Pero, ¿Qué tiene que hacer el PRI con el resto de la población? ¿Cuáles son los planes para las mujeres? ¿Cuáles para los campesinos? ¿Cuáles para la clase trabajadora que sintió el golpe de la reforma laboral? ¿Qué debe ofrecer a los sectores que antes defendió y que ahora, en aras de la modernidad, simplemente abandonó a su suerte?
Pensar que el PRI sólo necesita un rostro joven para salir adelante ante los retos nacionales, es infantil. Y pensar que un joven, por amigo que sea del presidente, por el solo hecho de serlo, es la respuesta a las necesidades políticas del país.
El PRI ha perdido el rumbo. Y César Camacho simplemente lo entrega desmantelado. Obediente y servil ante el presidente, pero desmantelado.
Para hacer frente a la sucesión que hasta en el PRI ha iniciado, aun cuando ello moleste al presidente, y para sacar adelante los muchos procesos electorales que se presentarán en los años siguientes, el PRI necesita de un liderazgo real. No más, no menos.
En el Senado de la República, el grupo en el poder colocó a Emilio Gamboa. Obediente y sumiso. Pero totalmente inefectivo. Hoy en día, muchos de los proyectos del gobierno se encuentran ahí detenidos.
Puso a César Camacho en el PRI y perdió votos en dos años. Perdió ciudades muy importantes en las pasadas elecciones.

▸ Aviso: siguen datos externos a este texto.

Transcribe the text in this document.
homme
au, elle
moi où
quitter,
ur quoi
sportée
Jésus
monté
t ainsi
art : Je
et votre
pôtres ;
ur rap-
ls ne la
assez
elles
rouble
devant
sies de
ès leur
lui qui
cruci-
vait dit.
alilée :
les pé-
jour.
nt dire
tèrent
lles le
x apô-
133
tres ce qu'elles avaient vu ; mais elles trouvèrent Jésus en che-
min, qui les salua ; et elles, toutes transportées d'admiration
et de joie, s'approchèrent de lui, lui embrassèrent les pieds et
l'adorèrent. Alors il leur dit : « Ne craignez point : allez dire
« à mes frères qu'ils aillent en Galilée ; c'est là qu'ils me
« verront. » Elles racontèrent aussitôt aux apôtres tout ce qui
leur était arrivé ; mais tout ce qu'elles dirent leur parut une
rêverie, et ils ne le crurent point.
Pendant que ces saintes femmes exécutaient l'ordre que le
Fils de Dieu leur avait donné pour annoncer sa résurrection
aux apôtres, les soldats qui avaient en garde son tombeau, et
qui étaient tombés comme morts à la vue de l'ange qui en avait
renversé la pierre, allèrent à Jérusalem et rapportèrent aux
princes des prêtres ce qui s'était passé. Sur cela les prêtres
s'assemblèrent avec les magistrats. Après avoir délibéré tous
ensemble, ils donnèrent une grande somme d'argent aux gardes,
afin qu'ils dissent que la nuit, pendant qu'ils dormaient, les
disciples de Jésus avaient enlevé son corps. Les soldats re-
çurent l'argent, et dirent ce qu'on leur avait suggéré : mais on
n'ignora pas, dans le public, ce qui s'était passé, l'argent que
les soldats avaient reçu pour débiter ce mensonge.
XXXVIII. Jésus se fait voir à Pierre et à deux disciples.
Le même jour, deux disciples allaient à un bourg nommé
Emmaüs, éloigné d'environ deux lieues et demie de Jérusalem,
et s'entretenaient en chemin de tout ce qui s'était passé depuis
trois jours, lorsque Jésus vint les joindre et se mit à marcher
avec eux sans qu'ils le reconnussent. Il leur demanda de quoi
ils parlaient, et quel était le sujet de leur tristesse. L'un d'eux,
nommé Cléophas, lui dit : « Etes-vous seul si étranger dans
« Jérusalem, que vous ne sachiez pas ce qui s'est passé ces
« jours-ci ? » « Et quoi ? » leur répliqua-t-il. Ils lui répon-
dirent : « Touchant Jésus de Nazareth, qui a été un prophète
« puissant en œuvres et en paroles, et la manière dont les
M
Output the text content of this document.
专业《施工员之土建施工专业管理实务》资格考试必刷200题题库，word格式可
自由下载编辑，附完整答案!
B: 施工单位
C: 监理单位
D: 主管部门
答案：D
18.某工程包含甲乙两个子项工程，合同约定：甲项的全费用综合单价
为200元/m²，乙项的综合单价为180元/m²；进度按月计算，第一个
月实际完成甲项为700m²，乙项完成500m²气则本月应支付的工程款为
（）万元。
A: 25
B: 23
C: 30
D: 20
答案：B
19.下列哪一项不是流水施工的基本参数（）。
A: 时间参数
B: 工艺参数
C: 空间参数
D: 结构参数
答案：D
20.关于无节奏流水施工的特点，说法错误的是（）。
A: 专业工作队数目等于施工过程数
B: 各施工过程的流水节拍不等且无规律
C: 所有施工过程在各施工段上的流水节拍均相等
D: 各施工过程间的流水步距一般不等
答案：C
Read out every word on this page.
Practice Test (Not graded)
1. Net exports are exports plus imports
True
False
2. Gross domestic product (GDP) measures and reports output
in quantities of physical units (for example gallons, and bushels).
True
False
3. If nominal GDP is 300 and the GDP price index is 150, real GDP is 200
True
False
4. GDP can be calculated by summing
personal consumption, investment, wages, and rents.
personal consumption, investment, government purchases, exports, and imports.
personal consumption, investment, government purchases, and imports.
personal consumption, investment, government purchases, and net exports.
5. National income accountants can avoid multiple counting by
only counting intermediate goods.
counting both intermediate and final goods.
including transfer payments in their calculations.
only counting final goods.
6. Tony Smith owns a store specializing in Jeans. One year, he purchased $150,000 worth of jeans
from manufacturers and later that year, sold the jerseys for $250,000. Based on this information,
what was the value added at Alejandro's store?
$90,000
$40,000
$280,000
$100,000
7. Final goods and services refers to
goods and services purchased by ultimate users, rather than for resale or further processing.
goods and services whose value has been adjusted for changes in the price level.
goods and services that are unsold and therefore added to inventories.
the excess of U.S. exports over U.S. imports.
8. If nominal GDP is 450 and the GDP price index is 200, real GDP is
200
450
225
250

Y lo que es más serio, perdió respetabilidad, contacto con la sociedad y contenido político ideológico.
La receta aplicada no funcionó, Los sumisos no necesariamente pueden aplicar las respuestas. Y a querer o no, el PRI requiere de un liderazgo que reúna a los priistas, que tenga credibilidad ante la sociedad, o al menos ante la mayor parte de ella, que presente opciones reales y efectivas ante la problemática que enfrenta el país, y al mismo tiempo, pueda alcanzar victorias electorales.
Aurelio Nuño está muy cerca del poder. Tiene la confianza de quien el sábado pasado apareció en público para reiterar que quien manda es él. Pero ello no lo convierte en líder. Y menos en un líder en momentos de crisis.
Puede llegar? Por supuesto que sí. Pero ello simplemente elevaría el nivel de la tensión política y social que se vive en elpaís.